На Западе-то св. Алексия чествовали ровно четырьмя месяцами позже, 17 июля, в самый жар; и у Скьявоне, между прочим, это за св. Иеронимом виднеются «с гор потоки», а св. Алексий написан на фоне ландшафта, который больше напоминает условную ренессансную пустыню. Но там, на Западе, тоже любили всяческие песни о святом Алексии — от средневековых труверов до барочной оперы Стефано Ланди. Из-за всех этих музыкально-песенных ассоциаций, возвышенных и слезных, представлять доску Скьявоне украшающей именно орган, право, как-то уютнее.

А что до прихотливости культурного общения между Востоком и Западом, латинством и славянством, то это уж точно не виньетка: и сам культ св. Алексия без этой самой прихотливости не состоялся бы, и отдельно взятая картина Скьявоне без нее непредставима. Вообще-то не Джорджо Скьявоне звали автора, а Юрай Чулинович. «Schiavone» — это «славянин», вернее, если говорить о венецианском словоупотреблении, выходец из славянской Далмации, с адриатического побережья, которое с некоторыми перерывами принадлежало Светлейшей Республике с XI века до визита генерала Бонапарта. Венеция себя экспортировала: законы, порядки, архитектуру, урбанистику, образ жизни, и любой, кто видел старые приморские городки Хорватии, даже без всяких вводных данных догадывается, кто именно тут был колонизатор. Там и живописная школа своя была, тоже под безраздельным венецианским влиянием, так что Чулиновичу было у кого учиться. Но он местным образованием не удовлетворился и отправился доучиваться поближе к метрополии, в Падую. Сохранился его контракт с живописцем Франческо Скварчоне, где Юрай-Джорджо обязуется работать подмастерьем за еду и за обещание со стороны патрона «преподать тайну» своего искусства; он подписан в 1456 году, когда Скьявоне было, по разным подсчетам, то ли 20, то ли 23.

Скварчоне был удивительный человек, львиную долю таланта вложивший, кажется, даже не столько в собственную живопись, сколько в образцовый для Кватроченто modus vivendi. Жадно следил за тем, что творилось о ту пору в художественных «боттегах» по всей Италии, был страстным коллекционером (чего за художниками прежде не водилось), а свой интерес к древностям простирал до того, что занимался археологическими раскопками в Греции (довольно смело, если учитывать, что ее в этот момент зачищали османы). И, очевидно, учителем он был тоже из ряда вон выдающимся: через его мастерскую прошло больше 130 художников, включая, помимо Скьявоне, и Карло Кривелли, и Андреа Мантенью.

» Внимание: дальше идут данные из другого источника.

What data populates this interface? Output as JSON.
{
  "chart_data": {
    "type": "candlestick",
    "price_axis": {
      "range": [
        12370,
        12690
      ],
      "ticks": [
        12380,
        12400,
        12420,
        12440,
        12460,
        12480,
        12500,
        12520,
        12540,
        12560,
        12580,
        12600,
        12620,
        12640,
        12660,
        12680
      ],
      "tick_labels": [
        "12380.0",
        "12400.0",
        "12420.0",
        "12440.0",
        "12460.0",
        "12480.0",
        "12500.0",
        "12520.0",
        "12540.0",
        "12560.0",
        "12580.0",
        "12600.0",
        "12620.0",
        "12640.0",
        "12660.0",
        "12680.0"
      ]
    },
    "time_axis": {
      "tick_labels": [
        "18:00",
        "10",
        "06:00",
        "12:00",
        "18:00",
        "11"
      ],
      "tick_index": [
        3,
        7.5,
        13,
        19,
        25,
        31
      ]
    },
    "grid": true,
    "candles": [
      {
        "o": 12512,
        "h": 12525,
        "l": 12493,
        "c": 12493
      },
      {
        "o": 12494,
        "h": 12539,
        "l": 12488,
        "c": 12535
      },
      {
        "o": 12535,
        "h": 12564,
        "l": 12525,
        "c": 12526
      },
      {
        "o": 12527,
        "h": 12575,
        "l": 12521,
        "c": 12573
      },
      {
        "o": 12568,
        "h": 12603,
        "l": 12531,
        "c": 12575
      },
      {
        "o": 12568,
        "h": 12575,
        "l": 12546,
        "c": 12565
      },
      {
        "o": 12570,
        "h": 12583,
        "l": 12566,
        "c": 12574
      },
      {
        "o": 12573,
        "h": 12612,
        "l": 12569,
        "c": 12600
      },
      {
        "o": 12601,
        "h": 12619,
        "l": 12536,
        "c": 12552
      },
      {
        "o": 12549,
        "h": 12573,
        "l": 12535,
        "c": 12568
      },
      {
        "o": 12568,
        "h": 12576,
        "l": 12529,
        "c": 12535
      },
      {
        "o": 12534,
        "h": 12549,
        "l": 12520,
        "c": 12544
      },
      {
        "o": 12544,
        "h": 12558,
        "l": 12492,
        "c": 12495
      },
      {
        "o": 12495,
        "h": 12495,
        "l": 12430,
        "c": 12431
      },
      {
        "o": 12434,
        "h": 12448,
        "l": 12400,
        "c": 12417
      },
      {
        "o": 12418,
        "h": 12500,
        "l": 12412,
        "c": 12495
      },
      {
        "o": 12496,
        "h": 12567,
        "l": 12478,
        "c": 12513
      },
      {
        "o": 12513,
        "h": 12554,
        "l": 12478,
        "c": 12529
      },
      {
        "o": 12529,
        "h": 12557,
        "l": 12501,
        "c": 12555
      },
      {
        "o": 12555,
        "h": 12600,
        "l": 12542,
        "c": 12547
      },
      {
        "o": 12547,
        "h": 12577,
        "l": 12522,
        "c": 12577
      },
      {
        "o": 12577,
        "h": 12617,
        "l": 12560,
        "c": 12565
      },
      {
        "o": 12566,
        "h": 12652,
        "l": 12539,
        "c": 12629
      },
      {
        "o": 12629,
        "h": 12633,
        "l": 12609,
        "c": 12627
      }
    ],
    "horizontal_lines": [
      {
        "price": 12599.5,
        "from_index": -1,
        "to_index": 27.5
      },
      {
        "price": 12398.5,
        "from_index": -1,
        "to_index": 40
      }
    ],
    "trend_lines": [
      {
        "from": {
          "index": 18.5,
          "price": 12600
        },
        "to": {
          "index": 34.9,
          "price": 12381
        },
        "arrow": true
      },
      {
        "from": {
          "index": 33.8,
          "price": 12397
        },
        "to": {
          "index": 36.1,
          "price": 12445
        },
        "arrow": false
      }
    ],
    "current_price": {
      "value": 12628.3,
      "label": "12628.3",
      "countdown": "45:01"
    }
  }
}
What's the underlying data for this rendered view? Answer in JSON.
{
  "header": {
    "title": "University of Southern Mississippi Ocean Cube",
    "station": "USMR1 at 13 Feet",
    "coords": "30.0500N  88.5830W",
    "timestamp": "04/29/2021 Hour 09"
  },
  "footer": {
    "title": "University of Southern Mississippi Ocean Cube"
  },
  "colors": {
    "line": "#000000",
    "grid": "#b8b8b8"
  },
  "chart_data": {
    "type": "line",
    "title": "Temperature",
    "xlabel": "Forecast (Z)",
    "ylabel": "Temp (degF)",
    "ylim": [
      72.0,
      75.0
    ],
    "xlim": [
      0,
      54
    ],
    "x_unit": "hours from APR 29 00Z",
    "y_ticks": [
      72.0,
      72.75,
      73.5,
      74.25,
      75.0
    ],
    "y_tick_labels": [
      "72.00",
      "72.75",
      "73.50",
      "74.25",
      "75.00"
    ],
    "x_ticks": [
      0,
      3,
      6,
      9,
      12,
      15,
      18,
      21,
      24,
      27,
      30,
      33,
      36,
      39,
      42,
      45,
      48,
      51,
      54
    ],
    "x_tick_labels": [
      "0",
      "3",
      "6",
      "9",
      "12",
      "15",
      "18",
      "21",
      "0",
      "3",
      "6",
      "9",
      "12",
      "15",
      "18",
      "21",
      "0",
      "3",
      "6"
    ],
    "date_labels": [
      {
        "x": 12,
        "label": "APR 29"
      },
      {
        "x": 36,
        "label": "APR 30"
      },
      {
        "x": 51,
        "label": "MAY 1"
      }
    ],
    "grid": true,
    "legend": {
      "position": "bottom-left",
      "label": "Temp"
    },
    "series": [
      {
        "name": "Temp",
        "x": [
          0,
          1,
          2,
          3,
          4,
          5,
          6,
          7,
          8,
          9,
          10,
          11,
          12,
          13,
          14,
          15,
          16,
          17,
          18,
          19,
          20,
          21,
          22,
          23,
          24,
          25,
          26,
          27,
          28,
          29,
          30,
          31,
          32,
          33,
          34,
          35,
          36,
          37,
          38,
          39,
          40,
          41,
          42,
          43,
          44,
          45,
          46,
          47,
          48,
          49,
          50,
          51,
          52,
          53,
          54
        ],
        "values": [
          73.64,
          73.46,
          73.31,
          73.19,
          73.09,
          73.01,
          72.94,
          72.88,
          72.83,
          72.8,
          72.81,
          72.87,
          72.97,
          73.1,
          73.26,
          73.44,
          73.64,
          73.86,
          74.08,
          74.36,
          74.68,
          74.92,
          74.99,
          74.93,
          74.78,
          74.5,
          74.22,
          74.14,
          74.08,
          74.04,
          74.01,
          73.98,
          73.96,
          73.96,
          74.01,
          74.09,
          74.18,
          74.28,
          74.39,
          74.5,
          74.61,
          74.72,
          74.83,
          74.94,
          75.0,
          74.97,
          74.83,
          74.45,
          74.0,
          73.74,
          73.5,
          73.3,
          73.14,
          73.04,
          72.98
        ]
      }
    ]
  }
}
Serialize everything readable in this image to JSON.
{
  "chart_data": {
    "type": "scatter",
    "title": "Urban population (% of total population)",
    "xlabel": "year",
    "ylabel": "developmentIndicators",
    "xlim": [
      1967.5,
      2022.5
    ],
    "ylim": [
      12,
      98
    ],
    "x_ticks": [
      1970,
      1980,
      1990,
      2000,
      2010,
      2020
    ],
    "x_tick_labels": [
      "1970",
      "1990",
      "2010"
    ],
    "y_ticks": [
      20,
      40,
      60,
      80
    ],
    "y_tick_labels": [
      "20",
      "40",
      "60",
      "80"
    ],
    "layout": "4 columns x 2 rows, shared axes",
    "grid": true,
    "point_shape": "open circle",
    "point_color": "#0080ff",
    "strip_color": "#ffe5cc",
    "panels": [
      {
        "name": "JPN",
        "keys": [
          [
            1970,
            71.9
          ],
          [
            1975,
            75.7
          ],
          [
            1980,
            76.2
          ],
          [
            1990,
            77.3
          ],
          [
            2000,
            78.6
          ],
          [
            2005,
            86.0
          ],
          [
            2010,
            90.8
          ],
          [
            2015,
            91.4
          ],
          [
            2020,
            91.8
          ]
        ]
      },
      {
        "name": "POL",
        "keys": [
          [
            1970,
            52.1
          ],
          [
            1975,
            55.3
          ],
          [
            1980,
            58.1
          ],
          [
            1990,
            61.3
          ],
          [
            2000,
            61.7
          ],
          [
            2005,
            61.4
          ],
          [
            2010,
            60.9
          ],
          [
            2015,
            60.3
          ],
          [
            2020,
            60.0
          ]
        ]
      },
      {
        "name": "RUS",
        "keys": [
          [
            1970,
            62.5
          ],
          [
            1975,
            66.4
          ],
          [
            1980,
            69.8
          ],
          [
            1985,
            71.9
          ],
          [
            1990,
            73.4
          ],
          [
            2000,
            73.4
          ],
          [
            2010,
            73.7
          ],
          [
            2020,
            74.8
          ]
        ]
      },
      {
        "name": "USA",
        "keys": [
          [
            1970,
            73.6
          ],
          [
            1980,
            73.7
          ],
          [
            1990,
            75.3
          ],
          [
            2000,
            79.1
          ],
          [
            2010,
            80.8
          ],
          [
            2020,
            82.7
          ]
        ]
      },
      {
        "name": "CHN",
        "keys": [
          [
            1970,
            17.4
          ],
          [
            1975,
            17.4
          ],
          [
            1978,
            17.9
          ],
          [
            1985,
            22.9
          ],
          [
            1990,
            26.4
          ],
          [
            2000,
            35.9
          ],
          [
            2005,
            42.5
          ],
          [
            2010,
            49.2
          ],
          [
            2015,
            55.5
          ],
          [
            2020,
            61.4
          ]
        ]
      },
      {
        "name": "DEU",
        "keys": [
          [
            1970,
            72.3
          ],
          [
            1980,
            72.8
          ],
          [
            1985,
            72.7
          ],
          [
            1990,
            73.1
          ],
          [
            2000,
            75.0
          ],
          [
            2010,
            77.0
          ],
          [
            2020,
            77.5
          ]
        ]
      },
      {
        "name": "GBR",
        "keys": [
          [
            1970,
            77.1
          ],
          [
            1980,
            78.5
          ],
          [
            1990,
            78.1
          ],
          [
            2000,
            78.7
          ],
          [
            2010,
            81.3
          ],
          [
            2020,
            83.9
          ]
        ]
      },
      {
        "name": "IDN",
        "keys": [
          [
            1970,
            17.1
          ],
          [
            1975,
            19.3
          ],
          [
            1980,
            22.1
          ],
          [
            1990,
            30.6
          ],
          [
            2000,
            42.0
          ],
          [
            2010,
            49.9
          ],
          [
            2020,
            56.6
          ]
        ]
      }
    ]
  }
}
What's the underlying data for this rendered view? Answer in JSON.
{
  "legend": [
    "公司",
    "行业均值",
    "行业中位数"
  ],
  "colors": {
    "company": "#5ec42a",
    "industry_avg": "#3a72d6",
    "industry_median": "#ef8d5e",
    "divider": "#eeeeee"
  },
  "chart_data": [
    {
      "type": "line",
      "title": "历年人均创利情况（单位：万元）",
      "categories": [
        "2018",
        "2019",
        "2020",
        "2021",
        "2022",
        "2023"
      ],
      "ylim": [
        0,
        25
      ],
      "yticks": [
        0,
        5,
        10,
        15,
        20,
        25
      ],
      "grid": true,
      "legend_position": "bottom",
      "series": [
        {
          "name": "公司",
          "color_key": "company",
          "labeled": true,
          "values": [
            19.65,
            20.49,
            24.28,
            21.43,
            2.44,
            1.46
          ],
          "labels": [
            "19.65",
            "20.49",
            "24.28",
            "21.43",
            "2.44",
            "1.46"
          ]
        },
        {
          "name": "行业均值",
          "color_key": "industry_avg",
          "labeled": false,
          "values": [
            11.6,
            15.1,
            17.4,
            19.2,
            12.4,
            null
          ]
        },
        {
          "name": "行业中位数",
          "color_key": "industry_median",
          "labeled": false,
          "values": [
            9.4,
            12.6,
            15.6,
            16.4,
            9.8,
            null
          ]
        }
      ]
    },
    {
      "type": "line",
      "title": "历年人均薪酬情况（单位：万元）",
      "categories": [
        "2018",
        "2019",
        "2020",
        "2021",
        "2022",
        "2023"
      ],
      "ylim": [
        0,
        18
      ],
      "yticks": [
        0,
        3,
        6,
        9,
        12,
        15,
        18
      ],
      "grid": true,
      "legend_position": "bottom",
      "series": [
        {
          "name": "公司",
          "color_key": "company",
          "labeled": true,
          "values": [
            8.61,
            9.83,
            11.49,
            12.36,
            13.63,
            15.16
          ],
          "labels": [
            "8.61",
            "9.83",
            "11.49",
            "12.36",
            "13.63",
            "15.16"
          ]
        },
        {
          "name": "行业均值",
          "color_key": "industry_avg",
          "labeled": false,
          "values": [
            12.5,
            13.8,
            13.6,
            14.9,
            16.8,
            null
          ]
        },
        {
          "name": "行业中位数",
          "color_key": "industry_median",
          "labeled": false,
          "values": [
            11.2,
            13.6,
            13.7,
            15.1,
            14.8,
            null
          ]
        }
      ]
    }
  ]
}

Эти две доски Скьявоне, «Св. Иеронима» и «Св. Алексия», даже приписывали одно время Мантенье, что для последнего в общем-то не такое уж чудовищное поругание. Это едва ли не лучшая из тех работ Скьявоне, авторство которых достоверно: по композиции, по плавности рисунка, по меланхоличному изяществу поз, по тщательной моделировке складок. И по колориту тоже: Иероним не в кардинальском пурпуре, а в монашеской рясе с нарамником, паломническая спецодежда Алексия тоже смирных тонов, даже ленточки, обвивающие гирлянды, и те фиолетовые, постные. Тем ярче на этом фоне алые пятна: кардинальская шляпа за спиной Иеронима, его книга и чернильница, коралловые четки Алексия и крест у него на шее. У этих акцентов общий символический знаменатель. Если присмотреться, видно, что распятия, которые оба святых держат в руках, так и брызжут капельками крови. Вероятно, даже трещина в карнизе под св. Иеронимом и жирная муха по соседству — вовсе не озорное виртуозничание, а еще одно лыко в покаянно-созерцательную строку, намек на всеобщую бренность.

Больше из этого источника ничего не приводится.